Dead on Ted, counter-insurgency is all about opinion. Being perceived simultaneously as cowardly yet terrifying is about as bad as perceptions for an occupying power can get. When you throw in the corrupt afghan govt we are propping up you get the triple threat. Can we at least strive to be terrifying and powerful without the added stain of cowardice?
Barry is voting present again. He still doesn't have a strategy. Maybe he'll make another speech again, that's all he seems capable of.
Never mind.
Drone plane attacks brought Pakistani anti-Americanism to a boil and led to the collapse of the dictatorship of General Pervez Musharraf
Beg to differ mate. That was Reason. 23, or Reason. 37.
The main ones were, ennui over a continuing dictatorship, the judiciary and lawyer's movements against him; setting the entire F.A.T.A on fire by using discredited cronies, his corrupt and disgusting cronies, the murder from above of one Nawab Akbar Bugti of the Bugti tribe, setting the gas fields region of Balochistan on political fire, the imposition of the emergency brought things to a head and finally; allowing Benazir Bhutto to be murdered on his watch.

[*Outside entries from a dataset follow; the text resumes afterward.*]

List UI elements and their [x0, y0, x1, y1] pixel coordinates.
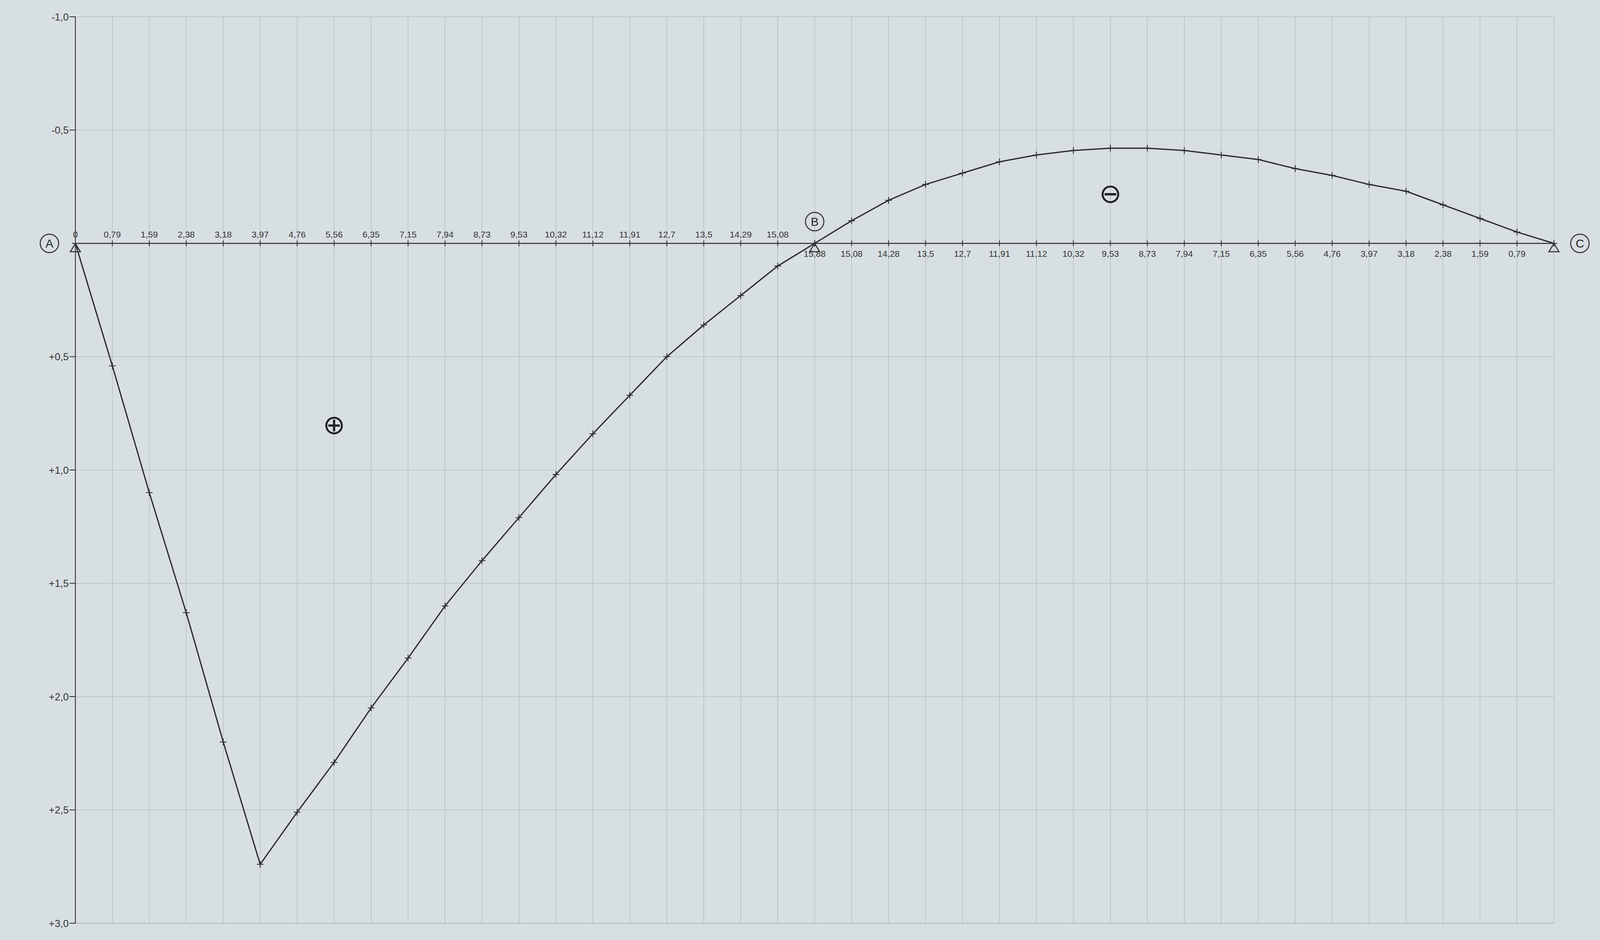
svg-text:6,35: 6,35 — [362, 229, 380, 240]
svg-text:⊕: ⊕ — [322, 409, 346, 441]
svg-text:5,56: 5,56 — [325, 229, 343, 240]
svg-text:8,73: 8,73 — [1138, 248, 1157, 259]
svg-text:9,53: 9,53 — [510, 229, 528, 240]
svg-text:0,79: 0,79 — [103, 229, 122, 240]
svg-text:10,32: 10,32 — [1062, 248, 1085, 259]
svg-text:0,79: 0,79 — [1508, 248, 1526, 259]
svg-text:⊖: ⊖ — [1099, 177, 1122, 209]
svg-text:15,88: 15,88 — [803, 248, 826, 259]
svg-text:15,08: 15,08 — [840, 248, 863, 259]
svg-text:3,18: 3,18 — [1397, 248, 1415, 259]
svg-text:7,94: 7,94 — [436, 229, 454, 240]
svg-text:+2,5: +2,5 — [48, 803, 69, 816]
svg-text:15,08: 15,08 — [766, 229, 789, 240]
svg-text:2,38: 2,38 — [1434, 248, 1452, 259]
svg-text:13,5: 13,5 — [917, 248, 935, 259]
svg-text:12,7: 12,7 — [658, 229, 676, 240]
svg-text:+3,0: +3,0 — [48, 917, 69, 929]
svg-text:10,32: 10,32 — [544, 229, 567, 240]
svg-text:6,35: 6,35 — [1249, 248, 1267, 259]
svg-text:14,28: 14,28 — [877, 248, 900, 259]
svg-text:B: B — [810, 215, 819, 229]
svg-text:+1,5: +1,5 — [48, 577, 69, 589]
svg-text:11,12: 11,12 — [1025, 248, 1048, 259]
svg-text:9,53: 9,53 — [1101, 248, 1119, 259]
svg-text:11,91: 11,91 — [988, 248, 1010, 259]
svg-text:+0,5: +0,5 — [48, 350, 69, 363]
svg-text:4,76: 4,76 — [288, 229, 306, 240]
svg-text:14,29: 14,29 — [729, 229, 753, 240]
svg-text:1,59: 1,59 — [1471, 248, 1489, 259]
svg-text:3,97: 3,97 — [1360, 248, 1378, 259]
svg-text:A: A — [45, 237, 54, 250]
svg-text:7,94: 7,94 — [1175, 248, 1193, 259]
svg-text:+2,0: +2,0 — [48, 690, 69, 703]
svg-text:+1,0: +1,0 — [48, 464, 69, 476]
svg-text:C: C — [1575, 237, 1585, 250]
svg-text:-1,0: -1,0 — [51, 11, 69, 23]
svg-text:-0,5: -0,5 — [51, 124, 69, 136]
svg-text:3,18: 3,18 — [214, 229, 232, 240]
svg-text:8,73: 8,73 — [473, 229, 491, 240]
svg-text:2,38: 2,38 — [177, 229, 195, 240]
svg-text:0: 0 — [72, 229, 78, 240]
svg-text:7,15: 7,15 — [1212, 248, 1230, 259]
svg-text:3,97: 3,97 — [251, 229, 269, 240]
svg-text:1,59: 1,59 — [140, 229, 158, 240]
svg-text:12,7: 12,7 — [953, 248, 972, 259]
svg-text:11,91: 11,91 — [619, 229, 641, 240]
svg-text:4,76: 4,76 — [1323, 248, 1341, 259]
svg-text:13,5: 13,5 — [695, 229, 713, 240]
svg-text:5,56: 5,56 — [1286, 248, 1304, 259]
svg-text:11,12: 11,12 — [582, 229, 604, 240]
svg-text:7,15: 7,15 — [399, 229, 417, 240]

After BB went and her husband and party took over; it was a matter of when, not if, Musharraf would be forced out. Apparently eight months was the time frame.
And yeah got to agree with your cell based argument against Al-Q, but since Predators teams have joined up with the Pak gov to take out enemies of Pk, you'll hear opposition from Pk is muted. Case in point: Baitullah Mehsud.
Plus the strikes are in an area where the Pak Gov has no control so our failure is simply being taken advantage off. No problem; we are in the process of re-establishing "control".
Killing Taliban leaders is pointless. They will be replaced, usually by someone smarter. RN officers had a toast, "A bloody war and a sickly season!" They hoped for heavy casualties in their own navy, as it would spur promotion and get rid of the dead wood in the senior ranks.
Excellent, Ted. This 'war' was not a war to begin with. It was a spanking. It was revenge. It was George W. Bush striking out in vain. It was doomed from the start.
And then George W. Bush's incompetence showed even more, every day after Torah Borah.
Ungrateful Afghans...you just can't satisfy some people, even if you use their country as stomping grounds in the war on 'terror'.